Do some changes for modified attention.

2025-12-11 06:55:27 +00:00 · 2022-01-10 14:36:24 +08:00 · 2022-01-10 14:36:24 +08:00 · 309461c185
commit 309461c185
parent 9142bbb17d
1 changed files with 34 additions and 14 deletions
--- a/egs/librispeech/ASR/conformer_ctc/conformer.py
+++ b/egs/librispeech/ASR/conformer_ctc/conformer.py
@ -181,6 +181,7 @@ class ConformerEncoderLayer(nn.Module):

        # define layernorm for conv1d_abs
        self.norm_conv_abs = nn.LayerNorm(d_model)
+        self.layernorm = nn.LayerNorm(d_model)
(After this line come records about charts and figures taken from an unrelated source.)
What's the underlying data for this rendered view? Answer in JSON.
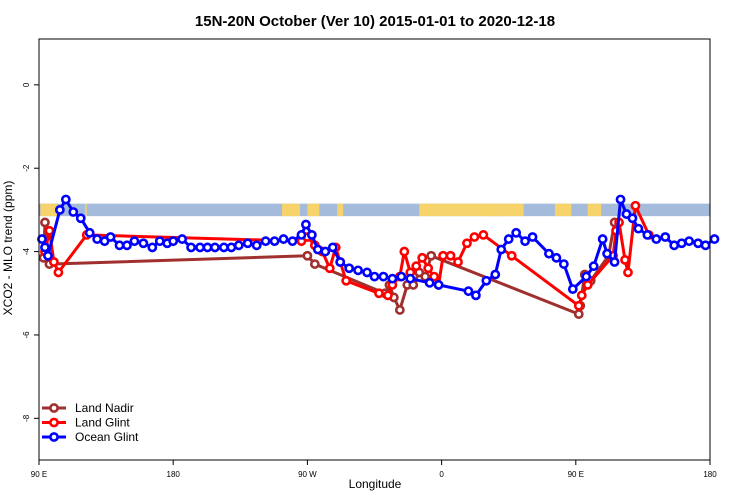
{
  "chart_data": {
    "type": "line",
    "title": "15N-20N October (Ver 10)   2015-01-01 to 2020-12-18",
    "xlabel": "Longitude",
    "ylabel": "XCO2 - MLO trend (ppm)",
    "x_ticks": [
      {
        "value": 90,
        "label": "90 E"
      },
      {
        "value": 180,
        "label": "180"
      },
      {
        "value": 270,
        "label": "90 W"
      },
      {
        "value": 360,
        "label": "0"
      },
      {
        "value": 450,
        "label": "90 E"
      },
      {
        "value": 540,
        "label": "180"
      }
    ],
    "y_ticks": [
      0,
      -2,
      -4,
      -6,
      -8
    ],
    "xlim": [
      90,
      540
    ],
    "ylim": [
      -9,
      1.1
    ],
    "grid": false,
    "legend_position": "bottom-left",
    "land_strip": {
      "ymin": -3.15,
      "ymax": -2.85,
      "ocean_color": "#a5bbdb",
      "land_color": "#f7d36b",
      "land_segments": [
        [
          91,
          102
        ],
        [
          121,
          122
        ],
        [
          253,
          265
        ],
        [
          270,
          278
        ],
        [
          290,
          294
        ],
        [
          345,
          400
        ],
        [
          393,
          415
        ],
        [
          436,
          447
        ],
        [
          458,
          467
        ]
      ]
    },
    "series": [
      {
        "name": "Land Nadir",
        "color": "#a0302e",
        "x": [
          93,
          94,
          97,
          270,
          275,
          322,
          325,
          328,
          332,
          337,
          341,
          345,
          349,
          353,
          452,
          453,
          456,
          460,
          472,
          476
        ],
        "y": [
          -4.15,
          -3.3,
          -4.3,
          -4.1,
          -4.3,
          -5.0,
          -4.8,
          -5.1,
          -5.4,
          -4.8,
          -4.8,
          -4.5,
          -4.6,
          -4.1,
          -5.5,
          -5.3,
          -4.55,
          -4.7,
          -4.1,
          -3.3
        ]
      },
      {
        "name": "Land Glint",
        "color": "#ff0000",
        "x": [
          94,
          97,
          100,
          103,
          122,
          266,
          270,
          275,
          280,
          285,
          289,
          292,
          296,
          318,
          324,
          327,
          332,
          335,
          339,
          343,
          347,
          351,
          355,
          358,
          361,
          366,
          371,
          377,
          382,
          388,
          407,
          452,
          454,
          458,
          475,
          477,
          479,
          483,
          485,
          490,
          499
        ],
        "y": [
          -4.0,
          -3.5,
          -4.25,
          -4.5,
          -3.6,
          -3.75,
          -3.65,
          -3.85,
          -4.0,
          -4.4,
          -3.9,
          -4.25,
          -4.7,
          -5.0,
          -5.05,
          -4.8,
          -4.6,
          -4.0,
          -4.5,
          -4.35,
          -4.15,
          -4.4,
          -4.6,
          -4.8,
          -4.1,
          -4.1,
          -4.25,
          -3.8,
          -3.65,
          -3.6,
          -4.1,
          -5.3,
          -5.05,
          -4.8,
          -4.1,
          -3.5,
          -3.3,
          -4.2,
          -4.5,
          -2.9,
          -3.6
        ]
      },
      {
        "name": "Ocean Glint",
        "color": "#0000ff",
        "x": [
          92,
          94,
          96,
          104,
          108,
          113,
          118,
          124,
          129,
          134,
          138,
          144,
          149,
          154,
          160,
          166,
          171,
          176,
          180,
          186,
          192,
          198,
          203,
          208,
          214,
          219,
          224,
          230,
          236,
          242,
          248,
          254,
          260,
          266,
          269,
          273,
          277,
          282,
          287,
          292,
          298,
          304,
          310,
          315,
          321,
          327,
          333,
          339,
          352,
          358,
          378,
          383,
          390,
          396,
          400,
          405,
          410,
          416,
          421,
          432,
          437,
          442,
          448,
          457,
          462,
          468,
          471,
          476,
          480,
          484,
          488,
          492,
          498,
          504,
          510,
          516,
          521,
          526,
          532,
          537,
          543
        ],
        "y": [
          -3.7,
          -3.9,
          -4.1,
          -3.0,
          -2.75,
          -3.05,
          -3.2,
          -3.55,
          -3.7,
          -3.75,
          -3.65,
          -3.85,
          -3.85,
          -3.75,
          -3.8,
          -3.9,
          -3.75,
          -3.8,
          -3.75,
          -3.7,
          -3.9,
          -3.9,
          -3.9,
          -3.9,
          -3.9,
          -3.9,
          -3.85,
          -3.8,
          -3.85,
          -3.75,
          -3.75,
          -3.7,
          -3.75,
          -3.6,
          -3.35,
          -3.6,
          -3.95,
          -4.0,
          -3.9,
          -4.25,
          -4.4,
          -4.45,
          -4.5,
          -4.6,
          -4.6,
          -4.65,
          -4.6,
          -4.65,
          -4.75,
          -4.8,
          -4.95,
          -5.05,
          -4.7,
          -4.55,
          -3.95,
          -3.7,
          -3.55,
          -3.75,
          -3.65,
          -4.05,
          -4.15,
          -4.3,
          -4.9,
          -4.6,
          -4.35,
          -3.7,
          -4.05,
          -4.25,
          -2.75,
          -3.1,
          -3.2,
          -3.45,
          -3.6,
          -3.7,
          -3.65,
          -3.85,
          -3.8,
          -3.75,
          -3.8,
          -3.85,
          -3.7
        ]
      }
    ]
  }
}
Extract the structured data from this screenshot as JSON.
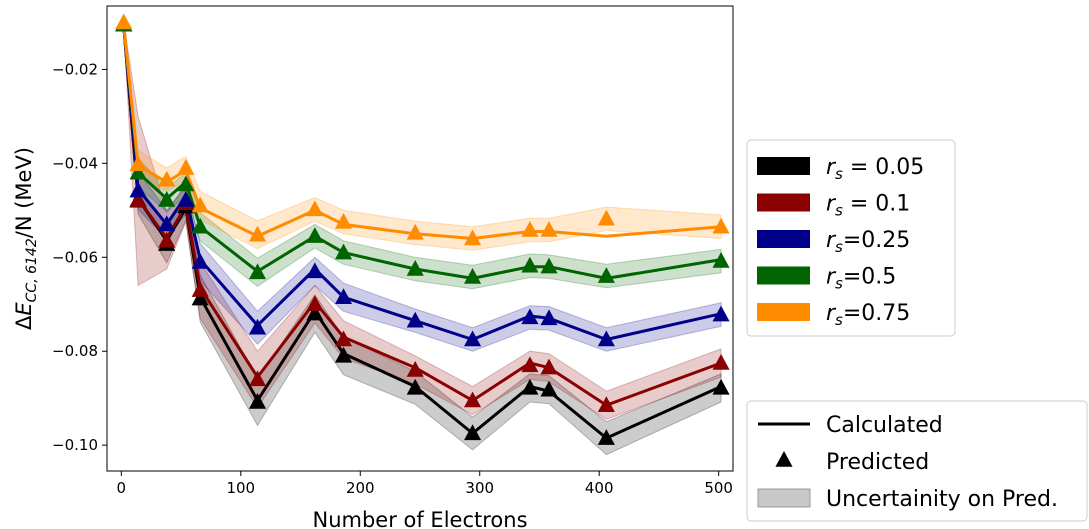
{
  "chart_data": {
    "type": "line",
    "title": "",
    "xlabel": "Number of Electrons",
    "ylabel_parts": {
      "prefix": "Δ",
      "main": "E",
      "sub": "CC, 6142",
      "suffix": "/N (MeV)"
    },
    "xlim": [
      -12,
      512
    ],
    "ylim": [
      -0.1055,
      -0.0065
    ],
    "xticks": [
      0,
      100,
      200,
      300,
      400,
      500
    ],
    "yticks": [
      -0.02,
      -0.04,
      -0.06,
      -0.08,
      -0.1
    ],
    "ytick_labels": [
      "−0.02",
      "−0.04",
      "−0.06",
      "−0.08",
      "−0.10"
    ],
    "x": [
      2,
      14,
      38,
      54,
      66,
      114,
      162,
      186,
      246,
      294,
      342,
      358,
      406,
      502
    ],
    "series": [
      {
        "label_var": "r",
        "label_sub": "s",
        "label_rest": " = 0.05",
        "color": "#000000",
        "calculated": [
          -0.0105,
          -0.0475,
          -0.0565,
          -0.0495,
          -0.0685,
          -0.0905,
          -0.0715,
          -0.0805,
          -0.0875,
          -0.0975,
          -0.0875,
          -0.0885,
          -0.0985,
          -0.0875
        ],
        "predicted": [
          -0.0105,
          -0.0478,
          -0.0572,
          -0.0492,
          -0.0688,
          -0.0908,
          -0.072,
          -0.081,
          -0.0878,
          -0.0975,
          -0.0878,
          -0.0882,
          -0.0985,
          -0.0878
        ],
        "uncertainty": [
          0.0005,
          0.003,
          0.004,
          0.003,
          0.005,
          0.005,
          0.004,
          0.004,
          0.0035,
          0.0035,
          0.003,
          0.003,
          0.0035,
          0.003
        ]
      },
      {
        "label_var": "r",
        "label_sub": "s",
        "label_rest": " = 0.1",
        "color": "#8b0000",
        "calculated": [
          -0.0105,
          -0.0475,
          -0.056,
          -0.049,
          -0.0665,
          -0.0855,
          -0.0695,
          -0.077,
          -0.0835,
          -0.0905,
          -0.0825,
          -0.0835,
          -0.0915,
          -0.0825
        ],
        "predicted": [
          -0.0105,
          -0.048,
          -0.0565,
          -0.0485,
          -0.067,
          -0.086,
          -0.07,
          -0.0775,
          -0.084,
          -0.0905,
          -0.083,
          -0.0835,
          -0.0915,
          -0.0825
        ],
        "uncertainty": [
          0.0005,
          0.018,
          0.006,
          0.004,
          0.006,
          0.006,
          0.004,
          0.004,
          0.003,
          0.003,
          0.003,
          0.003,
          0.003,
          0.003
        ]
      },
      {
        "label_var": "r",
        "label_sub": "s",
        "label_rest": "=0.25",
        "color": "#00008b",
        "calculated": [
          -0.0105,
          -0.0455,
          -0.053,
          -0.047,
          -0.0605,
          -0.0745,
          -0.0625,
          -0.0685,
          -0.0735,
          -0.0775,
          -0.0725,
          -0.073,
          -0.0775,
          -0.072
        ],
        "predicted": [
          -0.0105,
          -0.0458,
          -0.053,
          -0.0478,
          -0.061,
          -0.075,
          -0.063,
          -0.0685,
          -0.0735,
          -0.0775,
          -0.0728,
          -0.073,
          -0.0775,
          -0.0722
        ],
        "uncertainty": [
          0.0005,
          0.004,
          0.003,
          0.003,
          0.004,
          0.0035,
          0.003,
          0.003,
          0.0025,
          0.0025,
          0.0025,
          0.0025,
          0.0025,
          0.0025
        ]
      },
      {
        "label_var": "r",
        "label_sub": "s",
        "label_rest": "=0.5",
        "color": "#006400",
        "calculated": [
          -0.0105,
          -0.042,
          -0.0475,
          -0.044,
          -0.0535,
          -0.063,
          -0.0555,
          -0.059,
          -0.0625,
          -0.0645,
          -0.062,
          -0.062,
          -0.0645,
          -0.0605
        ],
        "predicted": [
          -0.0105,
          -0.042,
          -0.0478,
          -0.0445,
          -0.0535,
          -0.0632,
          -0.0555,
          -0.059,
          -0.0625,
          -0.0642,
          -0.0618,
          -0.062,
          -0.064,
          -0.0608
        ],
        "uncertainty": [
          0.0005,
          0.003,
          0.0025,
          0.0025,
          0.003,
          0.003,
          0.0025,
          0.0025,
          0.0025,
          0.0025,
          0.0025,
          0.0025,
          0.0025,
          0.0025
        ]
      },
      {
        "label_var": "r",
        "label_sub": "s",
        "label_rest": "=0.75",
        "color": "#ff8c00",
        "calculated": [
          -0.0105,
          -0.0405,
          -0.044,
          -0.0415,
          -0.0495,
          -0.0555,
          -0.05,
          -0.053,
          -0.055,
          -0.056,
          -0.0545,
          -0.0545,
          -0.0555,
          -0.0535
        ],
        "predicted": [
          -0.01,
          -0.0402,
          -0.0435,
          -0.041,
          -0.049,
          -0.0552,
          -0.0498,
          -0.0525,
          -0.0548,
          -0.056,
          -0.0542,
          -0.0542,
          -0.0518,
          -0.0535
        ],
        "uncertainty": [
          0.0005,
          0.003,
          0.0025,
          0.0025,
          0.003,
          0.003,
          0.0025,
          0.0025,
          0.0025,
          0.0025,
          0.0025,
          0.0025,
          0.0025,
          0.0025
        ]
      }
    ],
    "legend_series_placement": "right",
    "legend_markers": [
      {
        "label": "Calculated",
        "kind": "line"
      },
      {
        "label": "Predicted",
        "kind": "triangle"
      },
      {
        "label": "Uncertainity on Pred.",
        "kind": "band"
      }
    ],
    "legend_markers_placement": "bottom-right"
  }
}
        self.ff_scale = 0.5

@ -193,14 +194,17 @@ class ConformerEncoderLayer(nn.Module):

        self.normalize_before = normalize_before

-        self.in_channel = 1024
-        self.out_channel = 64
        self.kernel_size = 21
-        self.padding = 10
-        self.linear1 = nn.Linear(512, self.in_channel)
-        self.conv1d_abs = Conv1dAbs(self.in_channel, self.out_channel, kernel_size=self.kernel_size, padding=self.padding)
-        self.activation = nn.ReLU()
-        self.linear2 = nn.Linear(self.out_channel, 512)
+        self.padding = int((self.kernel_size - 1) / 2)
+        self.conv1d_channels = 768
+        self.linear1 = nn.Linear(512, self.conv1d_channels)
+        self.conv1d_abs = Conv1dAbs(
+            self.conv1d_channels,
+            self.conv1d_channels,
+            kernel_size=self.kernel_size,
+            padding=self.padding,
+        )
+        self.linear2 = nn.Linear(self.conv1d_channels, 512)

    def forward(
        self,
@ -236,17 +240,33 @@ class ConformerEncoderLayer(nn.Module):
        if not self.normalize_before:
            src = self.norm_ff_macaron(src)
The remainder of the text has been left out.